Sequoia's bet is that Appirio will prove to have been an early mover in bringing the cloud to the enterprise, in the process carving a substantial slice of the $300 billion currently spent each year on traditional on-premise computing solutions. Appirio is a leader in cloud integration in three core ways:

  • A strong focus on Google Apps projects alongside Salesforce.com
  • Specialization in 'serverless' (ie cloud-to-cloud) projects (more on that below, plus a controversial prediction on Exchange)
  • Its combination of 'trusted advisor' professional services with productized on-demand services

The combination of professional services with productized offerings was a key part of the proposition that Sequoia has backed, co-founder Narinder Singh told me on Friday, as opposed to other potential funders that wanted to focus on either one or the other. "The Sequoia investment doesn't change our business model, it just accelerates it," said Singh.
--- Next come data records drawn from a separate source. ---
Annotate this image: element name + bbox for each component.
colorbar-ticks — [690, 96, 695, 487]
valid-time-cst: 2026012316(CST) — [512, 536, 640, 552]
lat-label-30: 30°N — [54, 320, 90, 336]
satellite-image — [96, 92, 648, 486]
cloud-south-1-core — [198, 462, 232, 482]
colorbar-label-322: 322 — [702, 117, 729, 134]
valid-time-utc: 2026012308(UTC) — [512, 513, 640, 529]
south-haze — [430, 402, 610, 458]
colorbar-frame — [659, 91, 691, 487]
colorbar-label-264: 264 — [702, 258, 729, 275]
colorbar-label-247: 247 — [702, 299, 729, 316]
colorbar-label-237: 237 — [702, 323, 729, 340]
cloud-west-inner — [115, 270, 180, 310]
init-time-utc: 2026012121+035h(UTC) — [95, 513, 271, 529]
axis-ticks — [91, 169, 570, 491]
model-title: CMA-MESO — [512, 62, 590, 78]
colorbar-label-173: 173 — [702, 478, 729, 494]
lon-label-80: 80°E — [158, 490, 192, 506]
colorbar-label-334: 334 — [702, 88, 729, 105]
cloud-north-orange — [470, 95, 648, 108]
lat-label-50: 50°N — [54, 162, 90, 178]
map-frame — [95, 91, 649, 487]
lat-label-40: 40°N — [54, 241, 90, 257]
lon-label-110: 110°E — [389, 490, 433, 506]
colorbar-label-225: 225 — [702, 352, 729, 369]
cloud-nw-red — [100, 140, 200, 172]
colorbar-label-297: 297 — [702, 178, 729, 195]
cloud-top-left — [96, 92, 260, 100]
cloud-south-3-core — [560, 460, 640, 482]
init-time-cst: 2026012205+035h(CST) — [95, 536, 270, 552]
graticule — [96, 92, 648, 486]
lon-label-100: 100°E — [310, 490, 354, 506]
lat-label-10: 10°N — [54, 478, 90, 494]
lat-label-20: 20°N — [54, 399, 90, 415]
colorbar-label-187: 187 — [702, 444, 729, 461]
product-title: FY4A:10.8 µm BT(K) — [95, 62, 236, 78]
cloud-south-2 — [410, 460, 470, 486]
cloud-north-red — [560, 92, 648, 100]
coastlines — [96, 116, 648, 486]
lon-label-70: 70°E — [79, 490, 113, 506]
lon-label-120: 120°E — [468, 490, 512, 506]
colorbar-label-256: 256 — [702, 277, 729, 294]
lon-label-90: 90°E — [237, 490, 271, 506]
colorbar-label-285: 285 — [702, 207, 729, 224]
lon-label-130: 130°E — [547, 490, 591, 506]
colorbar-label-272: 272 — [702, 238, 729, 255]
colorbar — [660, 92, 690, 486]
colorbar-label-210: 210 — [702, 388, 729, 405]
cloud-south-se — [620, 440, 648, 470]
The combination means that in addition to Appirio's current 60+ enterprise customers for its professional services, there are another 1100 using the products. It's effectively a trickle-down of concepts forged in the best-practice foundry of large enterprise and then made available to the masses. Of course this notion of productizing intellectual property has always been the Holy Grail of professional services, but finally it seems the Web is making it possible.

"I do believe that a company like Appirio wasn't possible five years ago," Singh told me. "A company that lives in the cloud and sees a synergy between products and services." Perhaps one of the factors here is that the products are provided as automated services, while the professional services are provided (at least in part) via the Web. So there are more similarities between the two categories than conventional wisdom suggests.

But Appirio has also carved out a fairly unique profile for itself in focusing on Google Apps projects as well as Salesforce.com. It already has over 30 enterprise projects built around Google Apps. More than most of its competitors, the company is truly a cloud integrator in that its core expertise (and indeed its product set) is around making cloud applications work together better. This makes it a leading enabler of the serverless enterprise, ie running businesses entirely on the cloud without any servers installed on-premise at all (I described last year how Appirio runs its own business that way).

"The serverless enterprise is a blueprint for the future," said Singh. "The only thing that's stopping customers from doing this is legacy." Appirio offers expertise in helping those companies break free from their legacy and going serverless. "We've seen enormous interest in the serverless enterprise in companies up to 1000 employees," he said.

Microsoft's email platform Exchange is set to be a victim of that interest, added Singh, even in larger enterprises. Even though most companies start out using Google Apps for collaboration — which at $50 a year per seat is very keenly priced, noted Singh — they often then go on to evaluate whether they really need to continue carrying the cost of Exchange for those users. Worsening economic conditions will only accelerate that trend, he predicted:

"Almost every company has someone looking at what it would take to take out Exchange," said Singh. "Every time someone mentions the R-word, ten more people look at Google Apps."